For the experimental validation, we have used a differential-drive robot developed in-house as a low-cost tool for robotics research (36). The platform is equipped with six infrared rangefinders, an inertial measurement unit (IMU), two wheel encoders, and two light sensors.

The robots are granted collective autonomy and distributed communication by attaching a “swarm-enabling” unit (14) composed of a single-board computer (SBC) and an XBee module (see Fig. 5) (37). This unit interfaces with the robot via Bluetooth and is responsible for implementing the cooperative control algorithms, communicating with other robots, and controlling the motion of the robot.

The SBC and XBee module attached to the robot provides autonomy and distributed communications to the unit, making it able to swarm and perform decentralized collective motion such as heading consensus. (Photo credit: David Mateo, Singapore University of Technology and Design.)

The units communicate via radio signals sent over the distributed, dynamic mesh established by the XBee modules. Because physical limitations impose a maximum range at which these signals can be sent, the swarm has a natural “metric” interaction model, meaning that each agent is able to communicate with any other agents within a given distance. Field experiments with aquatic autonomous surface vehicles using a similar setup for communication (15) have shown that, when the number of agents is large, the interaction model is also weakly density-dependent, deviating from a pure metric model. However, for the current experimental setup, there is no practical spatial limitation on communication between the agents, and instead, the different interaction networks are explored by tuning the cooperative control rule.

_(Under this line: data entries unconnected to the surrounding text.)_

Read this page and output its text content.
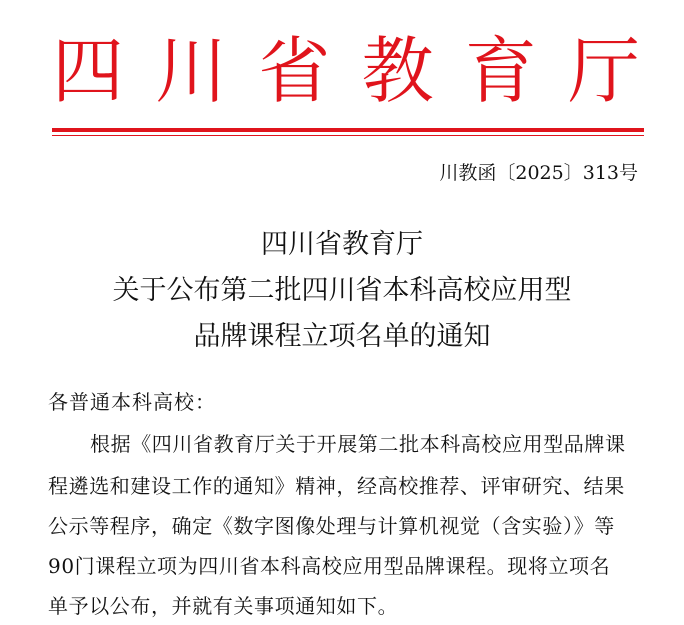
四 川 省 教 育 厅
川教函〔2025〕313号
四川省教育厅
关于公布第二批四川省本科高校应用型
品牌课程立项名单的通知
各普通本科高校：
根据《四川省教育厅关于开展第二批本科高校应用型品牌课
程遴选和建设工作的通知》精神，经高校推荐、评审研究、结果
公示等程序，确定《数字图像处理与计算机视觉（含实验）》等
90门课程立项为四川省本科高校应用型品牌课程。现将立项名
单予以公布，并就有关事项通知如下。
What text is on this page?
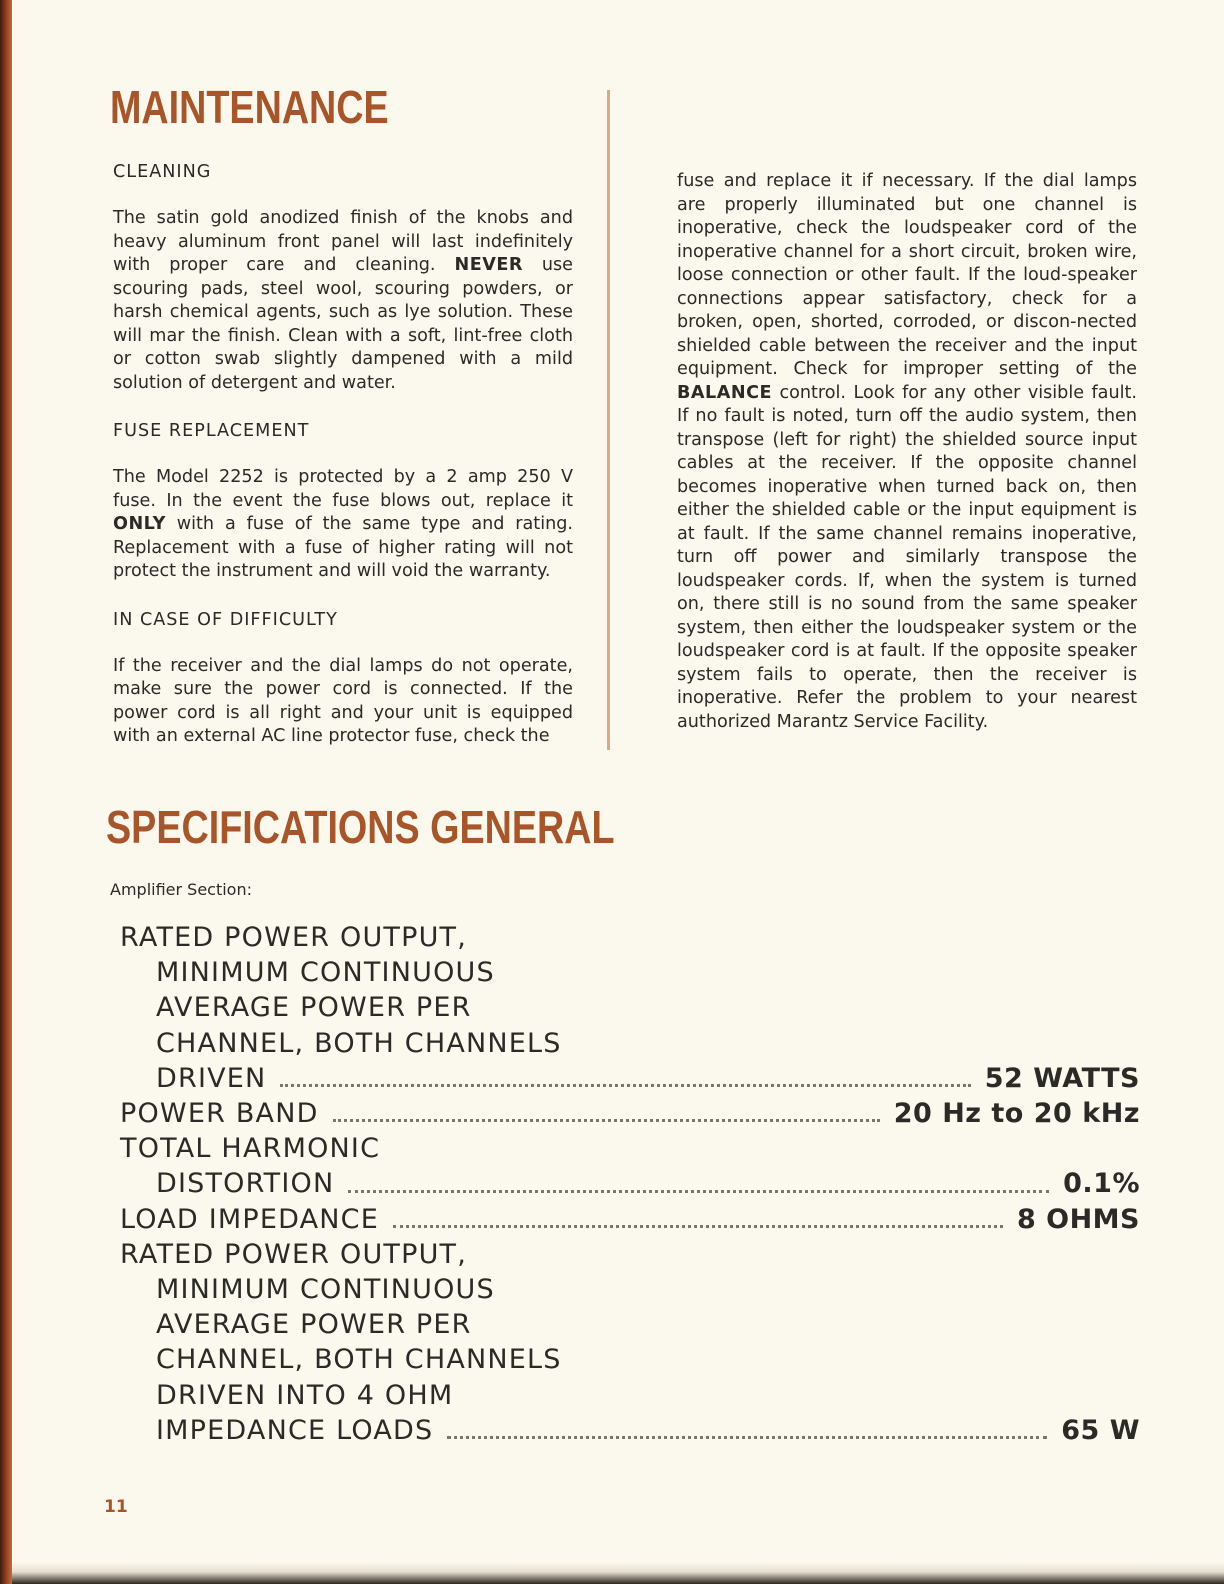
MAINTENANCE
CLEANING

The satin gold anodized finish of the knobs and heavy aluminum front panel will last indefinitely with proper care and cleaning. NEVER use scouring pads, steel wool, scouring powders, or harsh chemical agents, such as lye solution. These will mar the finish. Clean with a soft, lint-free cloth or cotton swab slightly dampened with a mild solution of detergent and water.

FUSE REPLACEMENT

The Model 2252 is protected by a 2 amp 250 V fuse. In the event the fuse blows out, replace it ONLY with a fuse of the same type and rating. Replacement with a fuse of higher rating will not protect the instrument and will void the warranty.

IN CASE OF DIFFICULTY

If the receiver and the dial lamps do not operate, make sure the power cord is connected. If the power cord is all right and your unit is equipped with an external AC line protector fuse, check the

fuse and replace it if necessary. If the dial lamps are properly illuminated but one channel is inoperative, check the loudspeaker cord of the inoperative channel for a short circuit, broken wire, loose connection or other fault. If the loud-speaker connections appear satisfactory, check for a broken, open, shorted, corroded, or discon-nected shielded cable between the receiver and the input equipment. Check for improper setting of the BALANCE control. Look for any other visible fault. If no fault is noted, turn off the audio system, then transpose (left for right) the shielded source input cables at the receiver. If the opposite channel becomes inoperative when turned back on, then either the shielded cable or the input equipment is at fault. If the same channel remains inoperative, turn off power and similarly transpose the loudspeaker cords. If, when the system is turned on, there still is no sound from the same speaker system, then either the loudspeaker system or the loudspeaker cord is at fault. If the opposite speaker system fails to operate, then the receiver is inoperative. Refer the problem to your nearest authorized Marantz Service Facility.

SPECIFICATIONS GENERAL
Amplifier Section:
RATED POWER OUTPUT,
MINIMUM CONTINUOUS
AVERAGE POWER PER
CHANNEL, BOTH CHANNELS
DRIVEN	52 WATTS
POWER BAND	20 Hz to 20 kHz
TOTAL HARMONIC
DISTORTION	0.1%
LOAD IMPEDANCE	8 OHMS
RATED POWER OUTPUT,
MINIMUM CONTINUOUS
AVERAGE POWER PER
CHANNEL, BOTH CHANNELS
DRIVEN INTO 4 OHM
IMPEDANCE LOADS	65 W
11
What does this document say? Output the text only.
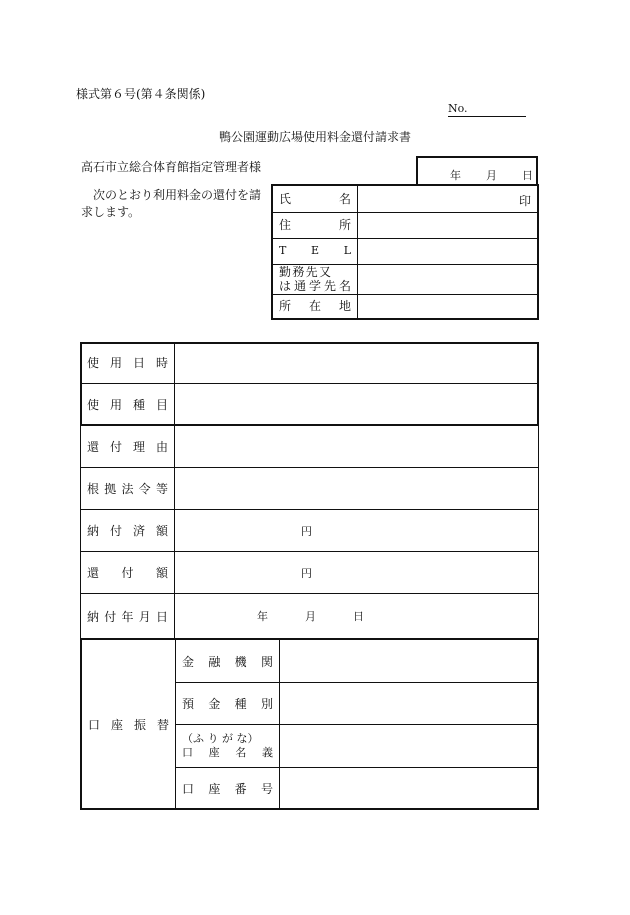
様式第６号(第４条関係)
No.
鴨公園運動広場使用料金還付請求書
高石市立総合体育館指定管理者様
次のとおり利用料金の還付を請求します。
年 月 日
氏	名	印
住	所
T E L
勤 務 先 又
は 通 学 先 名
所 在 地
使 用 日 時
使 用 種 目
還 付 理 由
根 拠 法 令 等
納 付 済 額	円
還 付 額	円
納 付 年 月 日	年	月	日
口 座 振 替
金 融 機 関
預 金 種 別
（ふ り が な）
口 座 名 義
口 座 番 号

To control the robot, the SBC processes the data from the IMU and encoders through a Kálmán filter to have an accurate estimation of the platform’s location. Then, a proportional integral derivative (PID) controller allows it to adjust the trajectory of the robot. The PID coefficients are tuned using the Ziegler-Nichols frequency response method (33).

The behavior of the robot, defined by the cooperative control algorithm, is implemented in the swarm-enabling unit using the in-house marabunta package (14). The software is designed prioritizing platform-agnostic development of cooperative control rules, portability, and a simple workflow to facilitate fast prototyping. In the study of collective motion, these behavior rules typically take the form of simple, local, iterative algorithms, where the velocity of an agent is defined in terms of its own state, the local environment, and the state of the agents in a certain neighborhood.